Use euclid's division lemma to show that the square of positive integers is in the form 3m or 3m + 1 for some integer m
Answers
Answer:Let a be any positive integer and b = 3
Now, by Euclid division lemma, a = bq + r where r = 0 or 1 or 2 and q is some integer.
Now,
If r = 0
a =bq+r
= 3q + 0
=(3q)²
= 9q²
=3 * 3q²
=3m(where m = 3q²)
If r = 1,
a = (3q +1)²
=(3q)² + 2*3q*1 * (1)²
=9q² + 6q + 1
=3(3q²+2q) + 1
=3m + 1(where m = 3q² + 2q)
If r = 2,
a = (3q + 2)²
= (3q)² + 2*3q*2 + (2)²
= 9q² + 12q+ 4
=9q² + 12q+ 3 +1
=3(3q² + 4q +1) +1
=3m + 1(where m = 3q² + 4q +1)
Therefore, every positive integer if of the form 3m and 3m + 1 wherem is some integer.
Step-by-step explanation:
Step-by-step explanation:
let ' a' be any positive integer and b = 3.
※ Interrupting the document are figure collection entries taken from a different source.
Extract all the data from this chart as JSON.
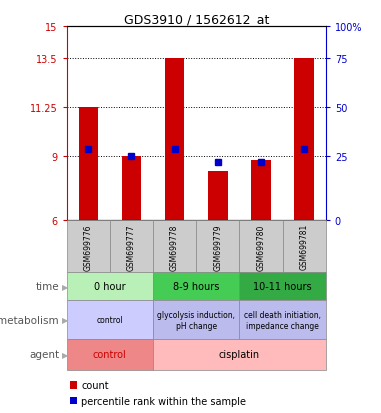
{
  "title": "GDS3910 / 1562612_at",
  "samples": [
    "GSM699776",
    "GSM699777",
    "GSM699778",
    "GSM699779",
    "GSM699780",
    "GSM699781"
  ],
  "bar_values": [
    11.25,
    9.0,
    13.5,
    8.3,
    8.8,
    13.5
  ],
  "bar_bottom": 6.0,
  "percentile_values": [
    9.3,
    9.0,
    9.3,
    8.7,
    8.7,
    9.3
  ],
  "ylim_left": [
    6,
    15
  ],
  "yticks_left": [
    6,
    9,
    11.25,
    13.5,
    15
  ],
  "ytick_labels_left": [
    "6",
    "9",
    "11.25",
    "13.5",
    "15"
  ],
  "yticks_right_vals": [
    "0",
    "25",
    "50",
    "75",
    "100%"
  ],
  "yticks_right_pos": [
    6,
    9,
    11.25,
    13.5,
    15
  ],
  "hlines": [
    9,
    11.25,
    13.5
  ],
  "bar_color": "#cc0000",
  "percentile_color": "#0000cc",
  "bar_width": 0.45,
  "time_groups": [
    {
      "label": "0 hour",
      "start": 0,
      "end": 2,
      "color": "#b8f0b8"
    },
    {
      "label": "8-9 hours",
      "start": 2,
      "end": 4,
      "color": "#44cc55"
    },
    {
      "label": "10-11 hours",
      "start": 4,
      "end": 6,
      "color": "#33aa44"
    }
  ],
  "metabolism_groups": [
    {
      "label": "control",
      "start": 0,
      "end": 2,
      "color": "#ccccff"
    },
    {
      "label": "glycolysis induction,\npH change",
      "start": 2,
      "end": 4,
      "color": "#bbbbee"
    },
    {
      "label": "cell death initiation,\nimpedance change",
      "start": 4,
      "end": 6,
      "color": "#bbbbee"
    }
  ],
  "agent_groups": [
    {
      "label": "control",
      "start": 0,
      "end": 2,
      "color": "#ee8888",
      "text_color": "#cc0000"
    },
    {
      "label": "cisplatin",
      "start": 2,
      "end": 6,
      "color": "#ffbbbb",
      "text_color": "#000000"
    }
  ],
  "row_label_color": "#555555",
  "sample_box_color": "#cccccc",
  "legend_count_color": "#cc0000",
  "legend_percentile_color": "#0000cc",
  "background_color": "#ffffff",
  "left_tick_color": "#cc0000",
  "right_tick_color": "#0000cc"
}
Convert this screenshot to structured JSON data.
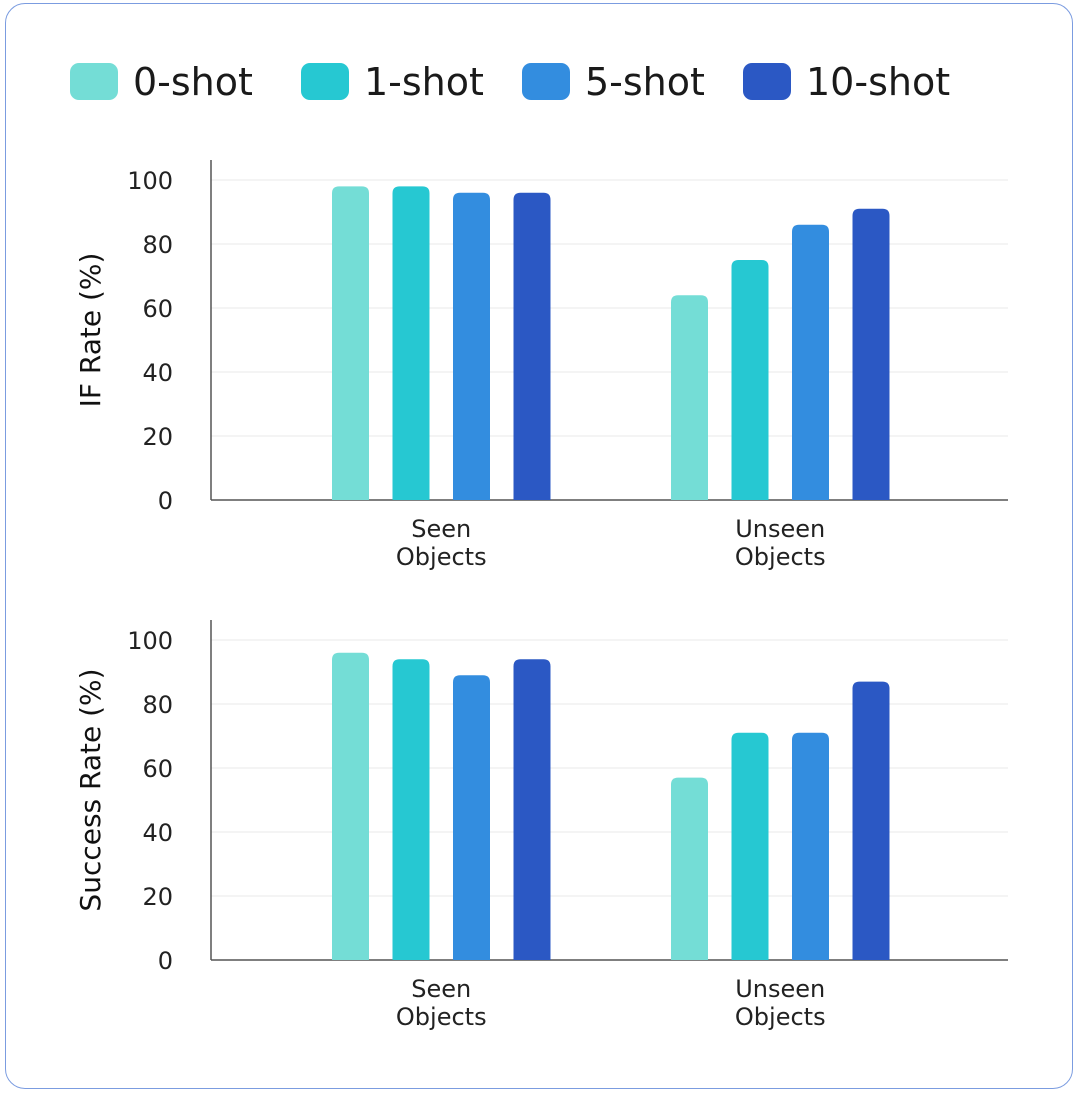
{
  "legend": {
    "items": [
      {
        "label": "0-shot",
        "color": "#74ddd6"
      },
      {
        "label": "1-shot",
        "color": "#26c8d2"
      },
      {
        "label": "5-shot",
        "color": "#338ddf"
      },
      {
        "label": "10-shot",
        "color": "#2b58c4"
      }
    ]
  },
  "chart_data": [
    {
      "type": "bar",
      "ylabel": "IF Rate (%)",
      "xlabel": "",
      "ylim": [
        0,
        100
      ],
      "yticks": [
        0,
        20,
        40,
        60,
        80,
        100
      ],
      "grid": true,
      "legend_position": "top",
      "categories": [
        [
          "Seen",
          "Objects"
        ],
        [
          "Unseen",
          "Objects"
        ]
      ],
      "series": [
        {
          "name": "0-shot",
          "values": [
            98,
            64
          ]
        },
        {
          "name": "1-shot",
          "values": [
            98,
            75
          ]
        },
        {
          "name": "5-shot",
          "values": [
            96,
            86
          ]
        },
        {
          "name": "10-shot",
          "values": [
            96,
            91
          ]
        }
      ]
    },
    {
      "type": "bar",
      "ylabel": "Success Rate (%)",
      "xlabel": "",
      "ylim": [
        0,
        100
      ],
      "yticks": [
        0,
        20,
        40,
        60,
        80,
        100
      ],
      "grid": true,
      "legend_position": "top",
      "categories": [
        [
          "Seen",
          "Objects"
        ],
        [
          "Unseen",
          "Objects"
        ]
      ],
      "series": [
        {
          "name": "0-shot",
          "values": [
            96,
            57
          ]
        },
        {
          "name": "1-shot",
          "values": [
            94,
            71
          ]
        },
        {
          "name": "5-shot",
          "values": [
            89,
            71
          ]
        },
        {
          "name": "10-shot",
          "values": [
            94,
            87
          ]
        }
      ]
    }
  ]
}
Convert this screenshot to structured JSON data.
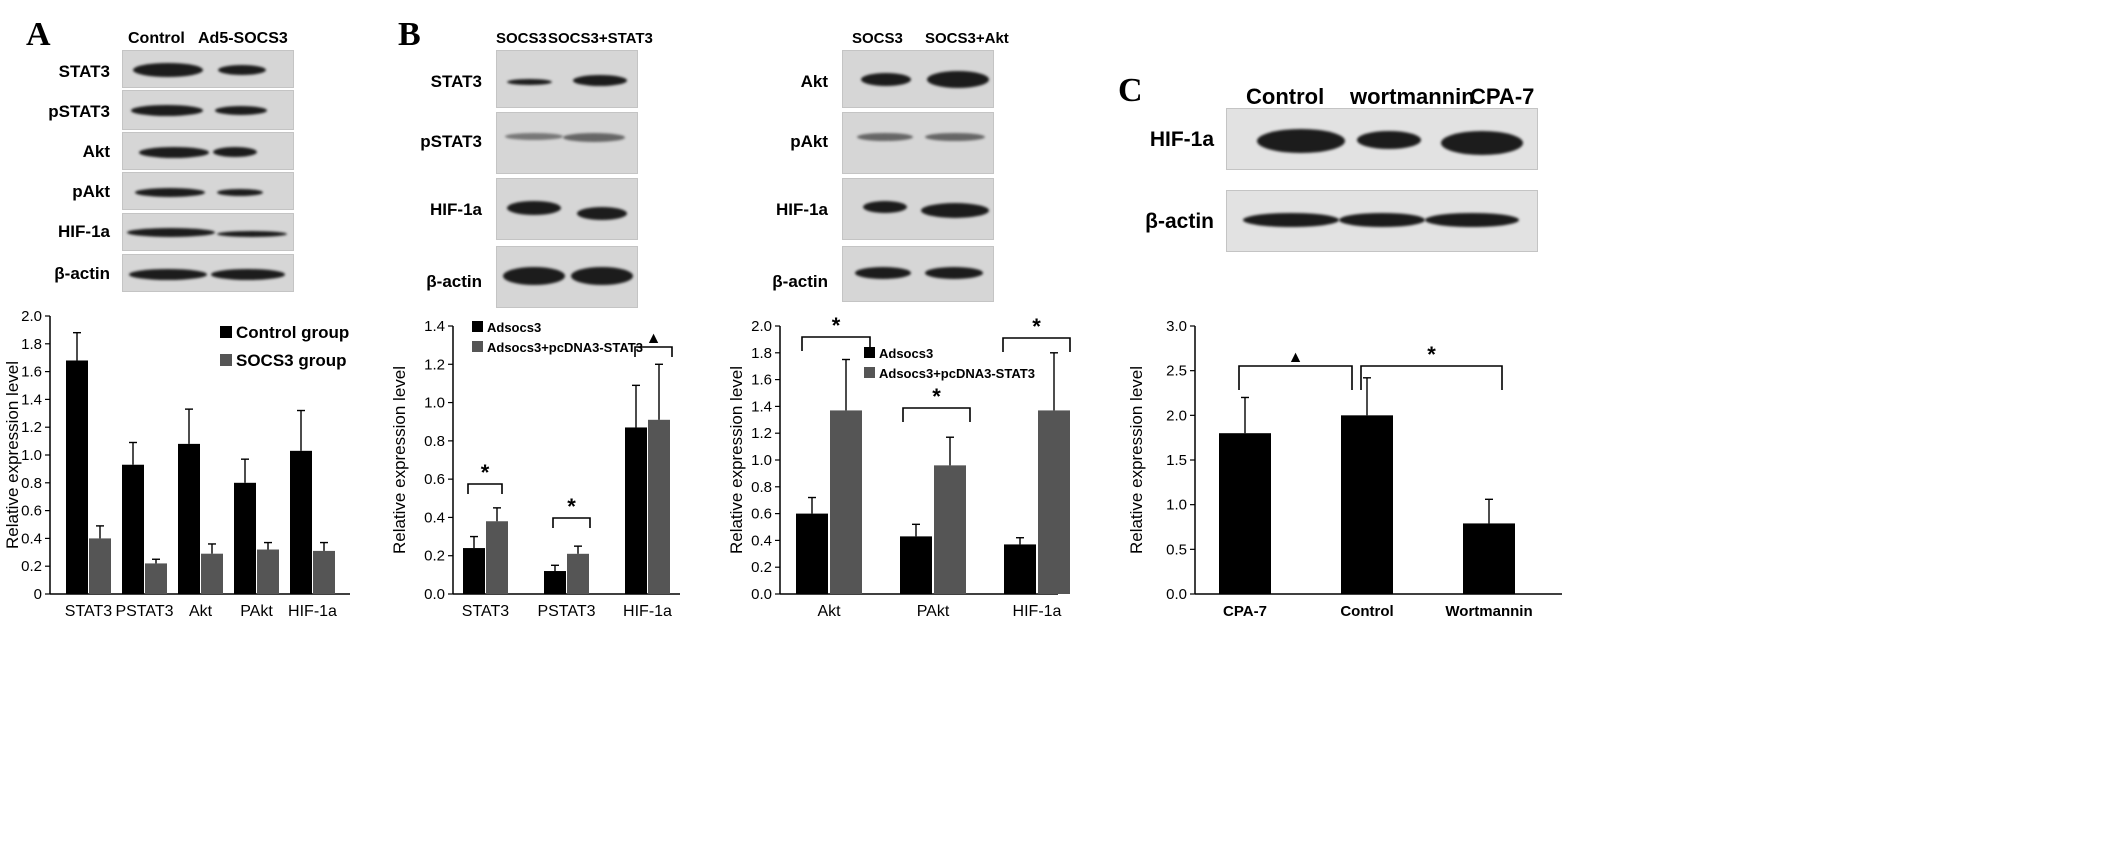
{
  "panels": {
    "A": {
      "letter": "A",
      "lanes": [
        "Control",
        "Ad5-SOCS3"
      ],
      "blots": [
        "STAT3",
        "pSTAT3",
        "Akt",
        "pAkt",
        "HIF-1a",
        "β-actin"
      ]
    },
    "B1": {
      "letter": "B",
      "lanes": [
        "SOCS3",
        "SOCS3+STAT3"
      ],
      "blots": [
        "STAT3",
        "pSTAT3",
        "HIF-1a",
        "β-actin"
      ]
    },
    "B2": {
      "lanes": [
        "SOCS3",
        "SOCS3+Akt"
      ],
      "blots": [
        "Akt",
        "pAkt",
        "HIF-1a",
        "β-actin"
      ]
    },
    "C": {
      "letter": "C",
      "lanes": [
        "Control",
        "wortmannin",
        "CPA-7"
      ],
      "blots": [
        "HIF-1a",
        "β-actin"
      ]
    }
  },
  "chart_data": [
    {
      "id": "A",
      "type": "bar",
      "categories": [
        "STAT3",
        "PSTAT3",
        "Akt",
        "PAkt",
        "HIF-1a"
      ],
      "series": [
        {
          "name": "Control group",
          "values": [
            1.68,
            0.93,
            1.08,
            0.8,
            1.03
          ],
          "errors": [
            0.2,
            0.16,
            0.25,
            0.17,
            0.29
          ],
          "color": "#000000"
        },
        {
          "name": "SOCS3 group",
          "values": [
            0.4,
            0.22,
            0.29,
            0.32,
            0.31
          ],
          "errors": [
            0.09,
            0.03,
            0.07,
            0.05,
            0.06
          ],
          "color": "#555555"
        }
      ],
      "ylabel": "Relative expression level",
      "ylim": [
        0,
        2.0
      ],
      "yticks": [
        "0",
        "0.2",
        "0.4",
        "0.6",
        "0.8",
        "1.0",
        "1.2",
        "1.4",
        "1.6",
        "1.8",
        "2.0"
      ],
      "legend_position": "top-right",
      "grid": false
    },
    {
      "id": "B1",
      "type": "bar",
      "categories": [
        "STAT3",
        "PSTAT3",
        "HIF-1a"
      ],
      "series": [
        {
          "name": "Adsocs3",
          "values": [
            0.24,
            0.12,
            0.87
          ],
          "errors": [
            0.06,
            0.03,
            0.22
          ],
          "color": "#000000"
        },
        {
          "name": "Adsocs3+pcDNA3-STAT3",
          "values": [
            0.38,
            0.21,
            0.91
          ],
          "errors": [
            0.07,
            0.04,
            0.29
          ],
          "color": "#555555"
        }
      ],
      "ylabel": "Relative expression level",
      "ylim": [
        0,
        1.4
      ],
      "yticks": [
        "0.0",
        "0.2",
        "0.4",
        "0.6",
        "0.8",
        "1.0",
        "1.2",
        "1.4"
      ],
      "legend_position": "top-left",
      "annotations": [
        "*",
        "*",
        "▲"
      ],
      "grid": false
    },
    {
      "id": "B2",
      "type": "bar",
      "categories": [
        "Akt",
        "PAkt",
        "HIF-1a"
      ],
      "series": [
        {
          "name": "Adsocs3",
          "values": [
            0.6,
            0.43,
            0.37
          ],
          "errors": [
            0.12,
            0.09,
            0.05
          ],
          "color": "#000000"
        },
        {
          "name": "Adsocs3+pcDNA3-STAT3",
          "values": [
            1.37,
            0.96,
            1.37
          ],
          "errors": [
            0.38,
            0.21,
            0.43
          ],
          "color": "#555555"
        }
      ],
      "ylabel": "Relative expression level",
      "ylim": [
        0,
        2.0
      ],
      "yticks": [
        "0.0",
        "0.2",
        "0.4",
        "0.6",
        "0.8",
        "1.0",
        "1.2",
        "1.4",
        "1.6",
        "1.8",
        "2.0"
      ],
      "legend_position": "center",
      "annotations": [
        "*",
        "*",
        "*"
      ],
      "grid": false
    },
    {
      "id": "C",
      "type": "bar",
      "categories": [
        "CPA-7",
        "Control",
        "Wortmannin"
      ],
      "series": [
        {
          "values": [
            1.8,
            2.0,
            0.79
          ],
          "errors": [
            0.4,
            0.42,
            0.27
          ],
          "color": "#000000"
        }
      ],
      "ylabel": "Relative expression level",
      "ylim": [
        0,
        3.0
      ],
      "yticks": [
        "0.0",
        "0.5",
        "1.0",
        "1.5",
        "2.0",
        "2.5",
        "3.0"
      ],
      "annotations": [
        "▲",
        "*"
      ],
      "grid": false
    }
  ]
}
we know, a = bq + r , 0 < r< b.
now, a = 3q + r , 0<r < 3.
the possibilities of remainder = 0,1 or 2
Case I - a = 3q
a² = 9q² .
= 3 x ( 3q²)
= 3m (where m = 3q²)
Case II - a = 3q +1
a² = ( 3q +1 )²
= 9q² + 6q +1
= 3 (3q² +2q ) + 1
= 3m +1 (where m = 3q² + 2q )
Case III - a = 3q + 2
a² = (3q +2 )²
= 9q² + 12q + 4
= 9q² +12q + 3 + 1
= 3 (3q² + 4q + 1 ) + 1
= 3m + 1 ( where m = 3q² + 4q + 1)
From all the above cases it is clear that square of any positive integer ( as in this case a² ) is either of the form 3m or 3m +1.